Once baked, take the cookies out of the oven and let them cool on the baking sheet for 5 minutes. After that, transfer them to a wire rack to cool completely.

10. Prepare the Drizzle:

To make the drizzle, whisk together the powdered sugar with milk (or lemon juice) until it’s smooth and pourable. If it’s too thick, add a little more liquid until you reach your desired consistency.

11. Drizzle Over Cookies:

Once the cookies are completely cool, drizzle the glaze over the top using a spoon or a piping bag if you have one.

12. Let it Set:

Allow the glaze to set for at least 30 minutes before serving, so it can firm up a bit.

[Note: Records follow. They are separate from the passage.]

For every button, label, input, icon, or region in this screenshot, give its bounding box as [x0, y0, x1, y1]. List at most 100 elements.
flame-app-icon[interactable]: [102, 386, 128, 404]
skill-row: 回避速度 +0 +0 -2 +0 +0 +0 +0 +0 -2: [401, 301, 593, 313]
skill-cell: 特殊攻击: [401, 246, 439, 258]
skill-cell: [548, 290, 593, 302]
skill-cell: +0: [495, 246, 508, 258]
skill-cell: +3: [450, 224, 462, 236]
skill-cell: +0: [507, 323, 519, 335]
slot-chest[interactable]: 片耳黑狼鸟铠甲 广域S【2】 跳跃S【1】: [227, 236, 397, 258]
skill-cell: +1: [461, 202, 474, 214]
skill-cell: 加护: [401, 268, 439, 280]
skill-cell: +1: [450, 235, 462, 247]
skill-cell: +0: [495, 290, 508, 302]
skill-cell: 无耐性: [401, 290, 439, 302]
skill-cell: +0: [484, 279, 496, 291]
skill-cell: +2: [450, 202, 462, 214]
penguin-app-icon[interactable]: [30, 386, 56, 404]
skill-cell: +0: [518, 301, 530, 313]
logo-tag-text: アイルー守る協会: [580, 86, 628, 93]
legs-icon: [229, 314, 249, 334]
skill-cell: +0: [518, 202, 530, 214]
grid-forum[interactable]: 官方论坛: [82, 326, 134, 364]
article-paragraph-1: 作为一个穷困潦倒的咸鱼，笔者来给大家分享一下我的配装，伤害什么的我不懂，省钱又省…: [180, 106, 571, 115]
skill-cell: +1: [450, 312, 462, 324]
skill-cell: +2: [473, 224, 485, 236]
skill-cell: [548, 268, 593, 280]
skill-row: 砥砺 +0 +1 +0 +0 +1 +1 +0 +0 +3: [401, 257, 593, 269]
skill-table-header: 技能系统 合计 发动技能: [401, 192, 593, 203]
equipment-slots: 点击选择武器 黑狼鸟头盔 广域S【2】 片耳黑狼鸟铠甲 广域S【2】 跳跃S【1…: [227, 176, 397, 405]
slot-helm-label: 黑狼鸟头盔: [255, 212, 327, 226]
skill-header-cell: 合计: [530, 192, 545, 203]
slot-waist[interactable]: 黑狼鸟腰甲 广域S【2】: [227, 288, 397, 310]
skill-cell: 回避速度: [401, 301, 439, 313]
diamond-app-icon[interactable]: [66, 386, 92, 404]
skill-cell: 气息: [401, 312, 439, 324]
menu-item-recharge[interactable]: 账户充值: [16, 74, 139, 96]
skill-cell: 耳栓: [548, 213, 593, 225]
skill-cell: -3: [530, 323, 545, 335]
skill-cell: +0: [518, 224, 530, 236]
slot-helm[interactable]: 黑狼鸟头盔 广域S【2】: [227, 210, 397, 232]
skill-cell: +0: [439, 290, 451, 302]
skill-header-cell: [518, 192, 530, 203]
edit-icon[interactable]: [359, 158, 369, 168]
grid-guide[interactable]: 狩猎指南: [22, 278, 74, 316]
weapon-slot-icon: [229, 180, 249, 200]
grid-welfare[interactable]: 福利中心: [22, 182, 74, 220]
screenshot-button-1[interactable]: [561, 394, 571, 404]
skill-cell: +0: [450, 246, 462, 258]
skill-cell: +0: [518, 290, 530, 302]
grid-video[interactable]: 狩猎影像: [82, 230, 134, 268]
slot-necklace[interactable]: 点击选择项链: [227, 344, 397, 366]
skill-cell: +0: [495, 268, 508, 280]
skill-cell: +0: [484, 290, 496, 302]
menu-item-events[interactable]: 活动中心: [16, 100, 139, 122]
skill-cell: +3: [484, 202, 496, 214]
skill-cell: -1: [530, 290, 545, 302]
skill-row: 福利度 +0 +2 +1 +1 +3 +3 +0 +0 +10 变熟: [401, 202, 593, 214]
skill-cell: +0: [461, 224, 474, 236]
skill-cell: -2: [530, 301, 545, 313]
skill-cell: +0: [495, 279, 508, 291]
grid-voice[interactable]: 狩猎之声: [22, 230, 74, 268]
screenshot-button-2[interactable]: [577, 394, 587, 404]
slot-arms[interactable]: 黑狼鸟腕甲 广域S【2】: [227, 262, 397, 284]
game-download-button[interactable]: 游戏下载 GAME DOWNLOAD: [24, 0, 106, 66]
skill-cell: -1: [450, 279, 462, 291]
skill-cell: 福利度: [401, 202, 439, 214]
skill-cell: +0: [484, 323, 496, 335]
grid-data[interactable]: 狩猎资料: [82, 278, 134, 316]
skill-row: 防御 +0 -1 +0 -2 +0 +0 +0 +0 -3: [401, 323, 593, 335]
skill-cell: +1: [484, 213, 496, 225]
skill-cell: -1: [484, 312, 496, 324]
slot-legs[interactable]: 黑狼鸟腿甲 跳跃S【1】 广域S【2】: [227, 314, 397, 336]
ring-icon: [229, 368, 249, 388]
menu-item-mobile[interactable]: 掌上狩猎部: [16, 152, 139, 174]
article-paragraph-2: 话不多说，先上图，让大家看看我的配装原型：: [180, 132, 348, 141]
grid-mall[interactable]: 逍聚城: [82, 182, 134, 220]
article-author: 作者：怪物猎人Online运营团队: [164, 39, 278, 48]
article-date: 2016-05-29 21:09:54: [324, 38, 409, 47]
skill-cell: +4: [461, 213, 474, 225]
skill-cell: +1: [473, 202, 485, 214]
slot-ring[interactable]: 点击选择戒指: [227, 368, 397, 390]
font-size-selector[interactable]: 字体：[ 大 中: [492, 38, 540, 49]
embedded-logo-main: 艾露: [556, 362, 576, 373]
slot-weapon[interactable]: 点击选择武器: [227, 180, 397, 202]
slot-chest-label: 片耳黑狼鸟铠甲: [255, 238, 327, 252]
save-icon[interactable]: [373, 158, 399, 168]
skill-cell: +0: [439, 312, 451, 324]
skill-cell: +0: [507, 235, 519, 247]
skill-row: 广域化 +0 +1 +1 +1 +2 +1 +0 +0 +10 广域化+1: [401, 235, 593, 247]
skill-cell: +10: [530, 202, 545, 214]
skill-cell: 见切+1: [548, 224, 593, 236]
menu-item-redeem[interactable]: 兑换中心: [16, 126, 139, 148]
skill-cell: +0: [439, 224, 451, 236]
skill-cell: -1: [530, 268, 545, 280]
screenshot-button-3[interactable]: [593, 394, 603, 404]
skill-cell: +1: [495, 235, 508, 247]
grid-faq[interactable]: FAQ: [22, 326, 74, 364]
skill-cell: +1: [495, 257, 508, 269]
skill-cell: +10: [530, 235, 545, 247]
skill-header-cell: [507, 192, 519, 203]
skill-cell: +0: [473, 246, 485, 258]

Enjoy your delightful Raspberry Drizzle Shortbread Cookies with a cup of tea or coffee! They’re perfect for sharing or just treating yourself!

Can I Use Different Types of Jam?

Absolutely! While raspberry jam is the star here, feel free to use other berry jams like strawberry, blueberry, or even apricot for a different flavor experience. Just make sure it’s not too chunky to fit nicely into the cookie indentations!

What’s the Best Way to Store Leftover Cookies?

Store leftover cookies in an airtight container at room temperature for up to 5 days. If you want to keep them fresh for longer, you can refrigerate them for up to a week or freeze for up to a month. Just make sure to layer them with parchment paper to prevent sticking!

Can I Make the Dough Ahead of Time?

Yes, you can! Prepare the dough and wrap it tightly in plastic wrap. Refrigerate for up to 2 days, or freeze for up to a month. If frozen, let it thaw overnight in the fridge before shaping the cookies and baking.

How Can I Make the Drizzle Thinner or Thicker?

To make the drizzle thinner, simply add a bit more milk or lemon juice, a teaspoon at a time, until you reach the desired consistency. For a thicker drizzle, add a little more powdered sugar. Adjust to your preference!